Mirip dengan spesies lain
Akhirnya, harus disebutkan bahwa hewan seperti beluga dan banyak burung telah mengikuti proses evolusi yang serupa. Meskipun fungsi utama bernyanyi di banyak burung (dan di beberapa mamalia laut) adalah untuk berkomunikasi negara atau mencoba mempengaruhi hewan lain (misalnya, dalam pacaran melalui lagu atau untuk menandai wilayah), tampaknya kadang-kadang mereka hanya bernyanyi untuk bersenang-senang. Juga,, beberapa burung menjaga rasa estetika dan mencoba membuat komposisi yang, dianalisis secara musikal, mengikuti aturan tertentu.
Kesimpulan
Sebagai kesimpulan, mengingat bahwa musik tampaknya sesuatu yang alami seperti kehidupan itu sendiri, pengetahuan tentang itu harus didorong sejak kecil, meskipun sayangnya itu telah kehilangan berat badan dalam sistem pendidikan saat ini. Itu merangsang indera kita, membuat kita rileks, membuat kita bergetar dan menyatukan kita sebagai spesies, sehingga mereka yang menamakannya sebagai warisan terbesar yang kita miliki tidak jauh dari kenyataan..
Referensi bibliografi:
- Amodeo, M.R. (2014). Asal Musik sebagai Sifat Adaptif dalam Manusia. Argentine Journal of Behavioral Sciences, 6 (1), 49-59.

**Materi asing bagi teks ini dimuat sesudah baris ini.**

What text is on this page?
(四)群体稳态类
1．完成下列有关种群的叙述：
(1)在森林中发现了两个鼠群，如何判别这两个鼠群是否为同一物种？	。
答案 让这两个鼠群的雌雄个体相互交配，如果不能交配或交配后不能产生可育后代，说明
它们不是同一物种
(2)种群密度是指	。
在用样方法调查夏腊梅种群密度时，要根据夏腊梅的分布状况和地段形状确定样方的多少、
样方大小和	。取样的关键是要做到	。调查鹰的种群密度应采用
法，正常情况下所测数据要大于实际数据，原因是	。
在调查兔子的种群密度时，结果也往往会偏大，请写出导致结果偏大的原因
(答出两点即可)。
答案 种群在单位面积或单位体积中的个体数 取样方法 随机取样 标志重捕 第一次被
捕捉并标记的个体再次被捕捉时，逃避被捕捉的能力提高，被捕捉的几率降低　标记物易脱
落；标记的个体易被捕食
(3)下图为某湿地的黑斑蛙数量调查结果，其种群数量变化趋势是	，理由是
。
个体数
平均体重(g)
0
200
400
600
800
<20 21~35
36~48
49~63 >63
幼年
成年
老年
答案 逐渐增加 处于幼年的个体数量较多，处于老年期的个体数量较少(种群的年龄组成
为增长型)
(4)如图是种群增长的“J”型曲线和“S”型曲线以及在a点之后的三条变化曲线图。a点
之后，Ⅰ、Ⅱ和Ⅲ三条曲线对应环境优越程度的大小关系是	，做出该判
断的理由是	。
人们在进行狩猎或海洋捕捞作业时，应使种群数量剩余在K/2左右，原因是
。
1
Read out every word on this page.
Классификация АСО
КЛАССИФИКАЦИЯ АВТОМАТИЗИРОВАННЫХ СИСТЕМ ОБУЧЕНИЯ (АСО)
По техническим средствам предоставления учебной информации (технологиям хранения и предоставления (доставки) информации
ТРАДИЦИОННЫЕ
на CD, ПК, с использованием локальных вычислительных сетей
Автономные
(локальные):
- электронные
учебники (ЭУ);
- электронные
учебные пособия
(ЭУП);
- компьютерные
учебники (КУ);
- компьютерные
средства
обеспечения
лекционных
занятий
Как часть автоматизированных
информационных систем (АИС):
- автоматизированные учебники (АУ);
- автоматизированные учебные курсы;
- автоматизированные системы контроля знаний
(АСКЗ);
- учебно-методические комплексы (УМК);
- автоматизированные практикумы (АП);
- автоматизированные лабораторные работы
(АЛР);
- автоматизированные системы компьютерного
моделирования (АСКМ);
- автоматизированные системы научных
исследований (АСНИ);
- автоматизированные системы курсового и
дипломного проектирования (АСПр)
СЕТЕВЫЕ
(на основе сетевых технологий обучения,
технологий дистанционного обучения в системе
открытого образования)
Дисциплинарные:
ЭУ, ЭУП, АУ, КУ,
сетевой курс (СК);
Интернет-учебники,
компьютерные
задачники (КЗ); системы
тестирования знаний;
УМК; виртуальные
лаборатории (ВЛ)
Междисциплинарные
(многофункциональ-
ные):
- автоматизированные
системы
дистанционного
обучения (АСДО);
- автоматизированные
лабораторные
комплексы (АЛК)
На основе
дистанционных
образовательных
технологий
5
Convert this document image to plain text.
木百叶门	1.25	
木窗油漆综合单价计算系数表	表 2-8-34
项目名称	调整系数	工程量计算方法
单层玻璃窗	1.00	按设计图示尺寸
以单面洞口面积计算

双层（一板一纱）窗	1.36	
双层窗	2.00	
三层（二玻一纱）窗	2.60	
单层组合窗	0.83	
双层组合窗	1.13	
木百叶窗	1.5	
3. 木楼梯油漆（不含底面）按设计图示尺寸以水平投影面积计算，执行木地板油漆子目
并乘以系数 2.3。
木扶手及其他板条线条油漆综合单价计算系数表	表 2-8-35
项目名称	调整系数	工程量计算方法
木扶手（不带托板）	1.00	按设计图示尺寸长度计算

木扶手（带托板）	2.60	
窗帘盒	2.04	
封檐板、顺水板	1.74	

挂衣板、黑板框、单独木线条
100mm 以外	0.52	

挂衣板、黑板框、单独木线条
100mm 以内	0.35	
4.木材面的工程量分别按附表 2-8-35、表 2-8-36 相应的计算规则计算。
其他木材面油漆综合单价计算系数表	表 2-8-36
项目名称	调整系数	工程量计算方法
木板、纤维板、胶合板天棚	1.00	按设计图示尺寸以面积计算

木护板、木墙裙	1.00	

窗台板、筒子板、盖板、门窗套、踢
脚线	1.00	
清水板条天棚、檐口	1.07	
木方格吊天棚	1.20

- Cross, I. (2010). Musik dalam budaya dan evolusi. Epistemus, 1 (1), 9-19.
- Fritz, T., Jentschke, S., Gosselin, N., Sammler, D., Peretz, I., Turner, R., Friederici, A. & Koelsch, S. (2009). Pengakuan universal dari tiga emosi dasar dalam musik. Biologi saat ini, 19 (7), 573-576.
- Mithen, S.J. (2005). Neanderthal yang bernyanyi: Asal mula musik, bahasa, pikiran, dan tubuh. Cambridge: Harvard University Press.